TARGET_LAYER = 22 # A layer in the identified 20-26 range
DEVICE = 'cuda' if t.cuda.is_available() else 'cpu'
DEVICE = "mps" if t.mps.is_available() else DEVICE

t.set_grad_enabled(False)
print(f"Using device: {DEVICE}")



Using device: mps


## Step 1: Calculate the Shortcut Vector

In [2]:
print(f"Calculating the shortcut vector for Layer {TARGET_LAYER}...")

# Load pre-computed activations using the DataManager
dm = DataManager()
dm.add_dataset('cities', MODEL_FAMILY, MODEL_SIZE, MODEL_TYPE, TARGET_LAYER, center=False, device=DEVICE)
dm.add_dataset('neg_cities', MODEL_FAMILY, MODEL_SIZE, MODEL_TYPE, TARGET_LAYER, center=False, device=DEVICE)

# --- CORRECTED LOGIC ---
# Get activations and labels from both datasets
cities_acts, cities_labels = dm.data['cities']
neg_cities_acts, neg_cities_labels = dm.data['neg_cities']

# 1. Collect all TRUE activations (label == 1) from BOTH datasets
true_acts_from_cities = cities_acts[cities_labels == 1]
true_acts_from_neg_cities = neg_cities_acts[neg_cities_labels == 1]
all_true_acts = t.cat([true_acts_from_cities, true_acts_from_neg_cities], dim=0)

# 2. Collect all FALSE activations (label == 0) from BOTH datasets
false_acts_from_cities = cities_acts[cities_labels == 0]
false_acts_from_neg_cities = neg_cities_acts[neg_cities_labels == 0]
all_false_acts = t.cat([false_acts_from_cities, false_acts_from_neg_cities], dim=0)

print(f"Found {len(all_true_acts)} total true statements.")
print(f"Found {len(all_false_acts)} total false statements.")

# 3. Calculate means based on the correctly aggregated groups
mean_true_acts = all_true_acts.mean(dim=0)
mean_false_acts = all_false_acts.mean(dim=0)

# This vector points from the "average lie" to the "average truth"
shortcut_vector = mean_true_acts - mean_false_acts

print(f"Shortcut vector calculated. Norm: {shortcut_vector.norm().item():.2f}")

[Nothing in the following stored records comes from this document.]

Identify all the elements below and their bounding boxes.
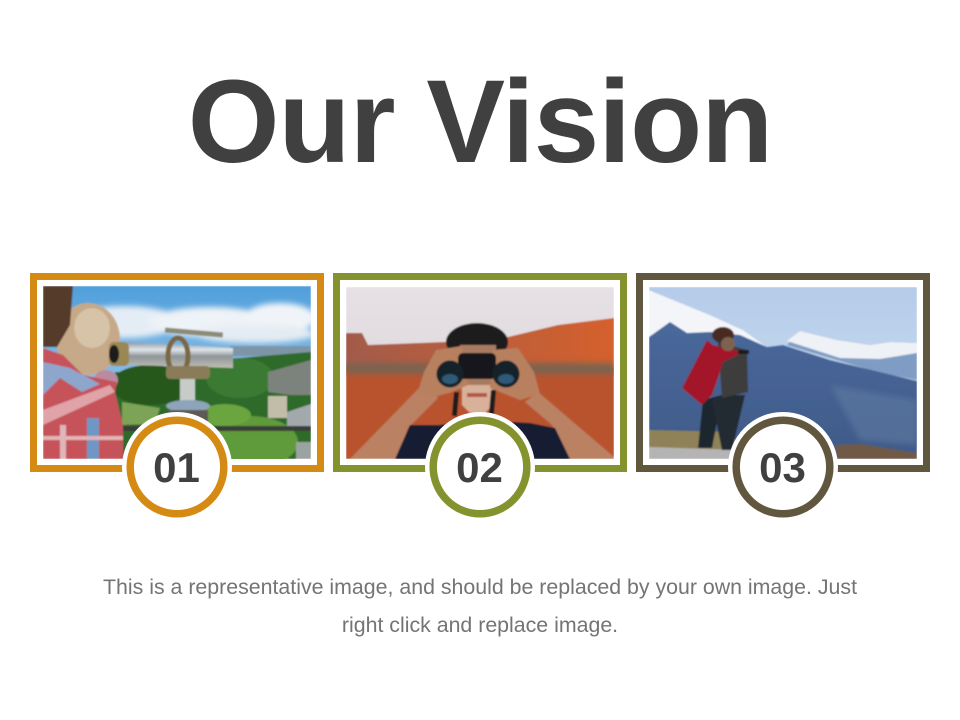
badge 02 bbox=[425, 412, 535, 522]
photo: man with binoculars bbox=[346, 287, 614, 459]
panel: image card 03 bbox=[640, 276, 926, 522]
frame 03 bbox=[640, 276, 926, 468]
caption text: This is a representative image, and should be replaced by your own image. Just bbox=[103, 575, 857, 599]
title: Our Vision bbox=[188, 56, 772, 188]
panel: image card 02 bbox=[336, 276, 624, 522]
caption text bbox=[103, 575, 857, 637]
caption text: right click and replace image. bbox=[342, 613, 618, 637]
badge 01 bbox=[122, 412, 232, 522]
badge 03: 03 bbox=[759, 444, 806, 491]
frame 02 bbox=[336, 276, 624, 468]
panel: image card 01 bbox=[34, 276, 320, 522]
badge 03 bbox=[728, 412, 838, 522]
frame 01 bbox=[34, 276, 320, 468]
badge 01: 01 bbox=[153, 444, 200, 491]
photo: telescope viewers bbox=[43, 286, 316, 468]
photo: couple and mountains bbox=[649, 287, 917, 459]
badge 02: 02 bbox=[456, 444, 503, 491]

Calculating the shortcut vector for Layer 22...
Found 45 total true statements.
Found 45 total false statements.
Shortcut vector calculated. Norm: 3.62


## Step 2: Load Model and Run Intervention Experiments

In [5]:
print("Loading model...")
tokenizer, model = load_model(MODEL_FAMILY, MODEL_SIZE, MODEL_TYPE, DEVICE)

# --- Experiment 1: Try to flip a TRUE statement to FALSE ---
test_statement_true = "The Eiffel Tower is in the city of" # Model should complete 'Paris'
# We subtract the vector (negative alpha) to push it from the 'truth' region towards the 'lie' region
alpha_for_falsehood = -4.0
run_intervention_experiment(model, tokenizer, shortcut_vector, test_statement_true, TARGET_LAYER, alpha=alpha_for_falsehood)

# --- Experiment 2: Try to flip a FALSE statement to TRUE ---
# Let's set up a false context. The model 'knows' the capital of Italy is Rome.
test_statement_false = "The capital of Italy is the city of London, not the city of"
# We add the vector to push its state towards 'truth', hoping it corrects itself to 'Rome'
alpha_for_truth = 4.0
run_intervention_experiment(model, tokenizer, shortcut_vector, test_statement_false, TARGET_LAYER, alpha=alpha_for_truth)

Loading model...


Loading checkpoint shards:   0%|          | 0/4 [00:00<?, ?it/s]

RuntimeError: MPS backend out of memory (MPS allocated: 36.28 GiB, other allocations: 800.00 KiB, max allowed: 36.27 GiB). Tried to allocate 8.00 MiB on private pool. Use PYTORCH_MPS_HIGH_WATERMARK_RATIO=0.0 to disable upper limit for memory allocations (may cause system failure).